In infrastructure, the best performing investment trust over the past decade is 3i Infrastructure. It has a total return (including dividends) of 178 per cent over the past ten years and takes more of a 'private equity' style approach to infrastructure investing (so there is slightly more equity-style risk).
If I wanted something that specifically invests in renewable energy infrastructure, as my previous holding had, then the top performers include Greencoat UK Wind, which has a total return of 78 per cent over ten years and Foresight Solar, up 64 per cent.
A report last year by the consultancy PwC estimated the total global requirement for infrastructure investment to be about $3.9 trillion (£2.9 trillion) a year. Once you add in the Labour government's pledge to double onshore wind, triple solar power and quadruple offshore wind by 2030, alongside its plans to overhaul planning laws, then the combination of infrastructure and renewables seems a potential winner.

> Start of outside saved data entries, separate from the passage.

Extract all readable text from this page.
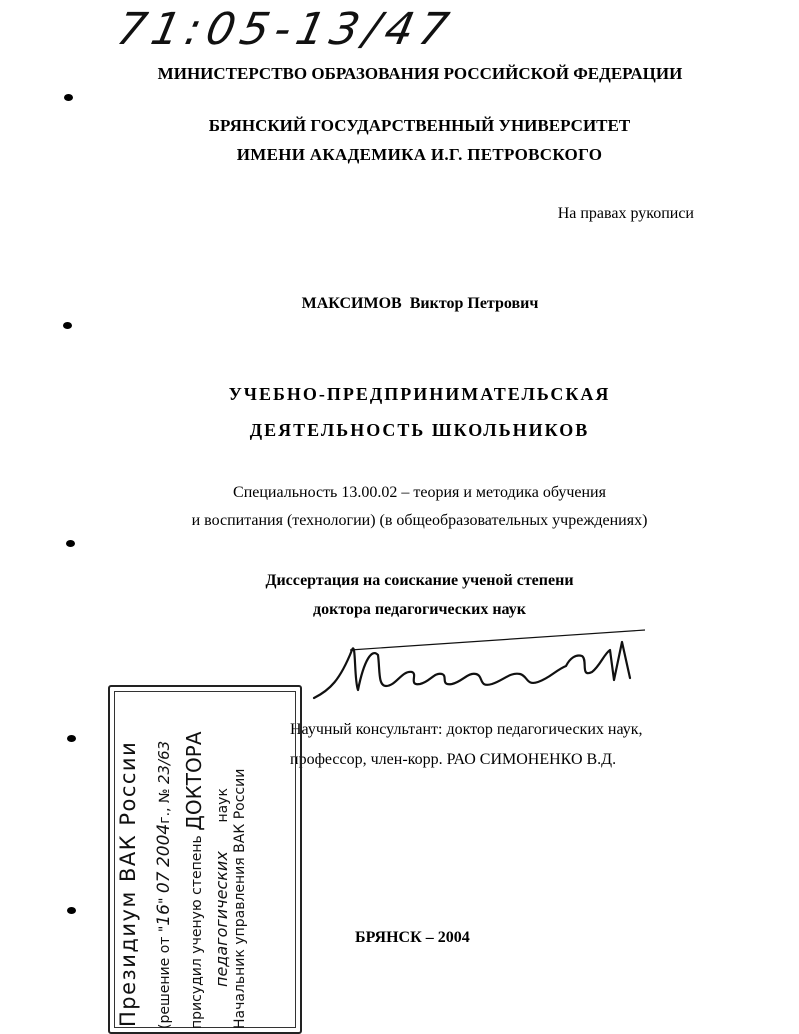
71:05-13/47
МИНИСТЕРСТВО ОБРАЗОВАНИЯ РОССИЙСКОЙ ФЕДЕРАЦИИ
БРЯНСКИЙ ГОСУДАРСТВЕННЫЙ УНИВЕРСИТЕТ
ИМЕНИ АКАДЕМИКА И.Г. ПЕТРОВСКОГО
На правах рукописи
МАКСИМОВ Виктор Петрович
УЧЕБНО-ПРЕДПРИНИМАТЕЛЬСКАЯ
ДЕЯТЕЛЬНОСТЬ ШКОЛЬНИКОВ
Специальность 13.00.02 – теория и методика обучения
и воспитания (технологии) (в общеобразовательных учреждениях)
Диссертация на соискание ученой степени
доктора педагогических наук
Научный консультант: доктор педагогических наук,
профессор, член-корр. РАО СИМОНЕНКО В.Д.
БРЯНСК – 2004
Президиум ВАК России (решение от "16" 07 2004г., № 23/63
присудил ученую степень ДОКТОРА
педагогических наук Начальник управления ВАК России
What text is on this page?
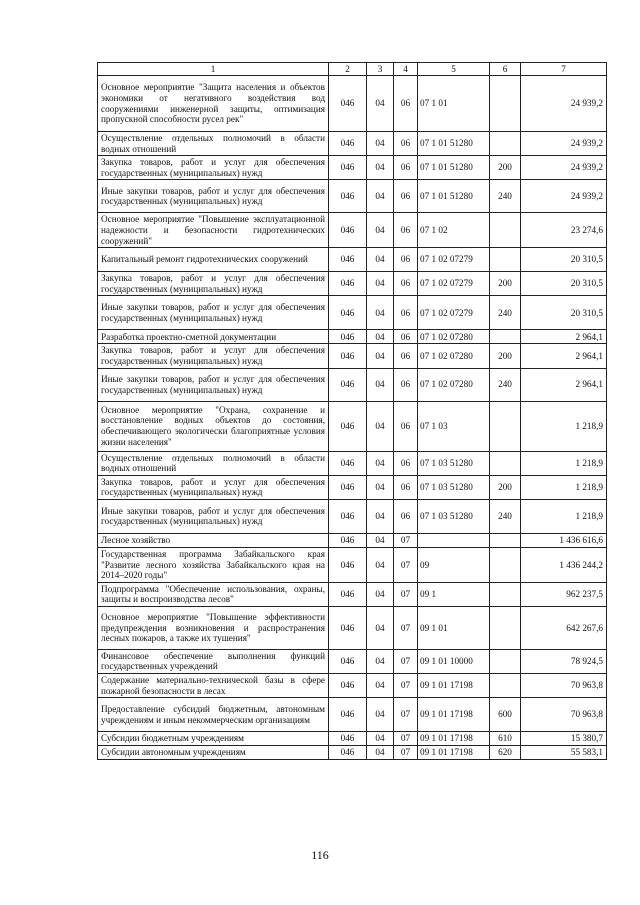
1	2	3	4	5	6	7
Основное мероприятие "Защита населения и объектов экономики от негативного воздействия вод сооружениями инженерной защиты, оптимизация пропускной способности русел рек"	046	04	06	07 1 01		24 939,2
Осуществление отдельных полномочий в области водных отношений	046	04	06	07 1 01 51280		24 939,2
Закупка товаров, работ и услуг для обеспечения государственных (муниципальных) нужд	046	04	06	07 1 01 51280	200	24 939,2
Иные закупки товаров, работ и услуг для обеспечения государственных (муниципальных) нужд	046	04	06	07 1 01 51280	240	24 939,2
Основное мероприятие "Повышение эксплуатационной надежности и безопасности гидротехнических сооружений"	046	04	06	07 1 02		23 274,6
Капитальный ремонт гидротехнических сооружений	046	04	06	07 1 02 07279		20 310,5
Закупка товаров, работ и услуг для обеспечения государственных (муниципальных) нужд	046	04	06	07 1 02 07279	200	20 310,5
Иные закупки товаров, работ и услуг для обеспечения государственных (муниципальных) нужд	046	04	06	07 1 02 07279	240	20 310,5
Разработка проектно-сметной документации	046	04	06	07 1 02 07280		2 964,1
Закупка товаров, работ и услуг для обеспечения государственных (муниципальных) нужд	046	04	06	07 1 02 07280	200	2 964,1
Иные закупки товаров, работ и услуг для обеспечения государственных (муниципальных) нужд	046	04	06	07 1 02 07280	240	2 964,1
Основное мероприятие "Охрана, сохранение и восстановление водных объектов до состояния, обеспечивающего экологически благоприятные условия жизни населения"	046	04	06	07 1 03		1 218,9
Осуществление отдельных полномочий в области водных отношений	046	04	06	07 1 03 51280		1 218,9
Закупка товаров, работ и услуг для обеспечения государственных (муниципальных) нужд	046	04	06	07 1 03 51280	200	1 218,9
Иные закупки товаров, работ и услуг для обеспечения государственных (муниципальных) нужд	046	04	06	07 1 03 51280	240	1 218,9
Лесное хозяйство	046	04	07			1 436 616,6
Государственная программа Забайкальского края "Развитие лесного хозяйства Забайкальского края на 2014–2020 годы"	046	04	07	09		1 436 244,2
Подпрограмма "Обеспечение использования, охраны, защиты и воспроизводства лесов"	046	04	07	09 1		962 237,5
Основное мероприятие "Повышение эффективности предупреждения возникновения и распространения лесных пожаров, а также их тушения"	046	04	07	09 1 01		642 267,6
Финансовое обеспечение выполнения функций государственных учреждений	046	04	07	09 1 01 10000		78 924,5
Содержание материально-технической базы в сфере пожарной безопасности в лесах	046	04	07	09 1 01 17198		70 963,8
Предоставление субсидий бюджетным, автономным учреждениям и иным некоммерческим организациям	046	04	07	09 1 01 17198	600	70 963,8
Субсидии бюджетным учреждениям	046	04	07	09 1 01 17198	610	15 380,7
Субсидии автономным учреждениям	046	04	07	09 1 01 17198	620	55 583,1
116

There are, of course, ways in which the investment trust sector could improve. At the moment there are too many trusts available, it is still reeling from the Saba saga, where investor activists bought up shares in trusts to try to force through changes, and discounts could be narrower.
But as a place for investing in long-term illiquid assets, it is certainly a happy one. And as I have learnt from my young son, Reeves is unlikely to do much good by trying to make it happier.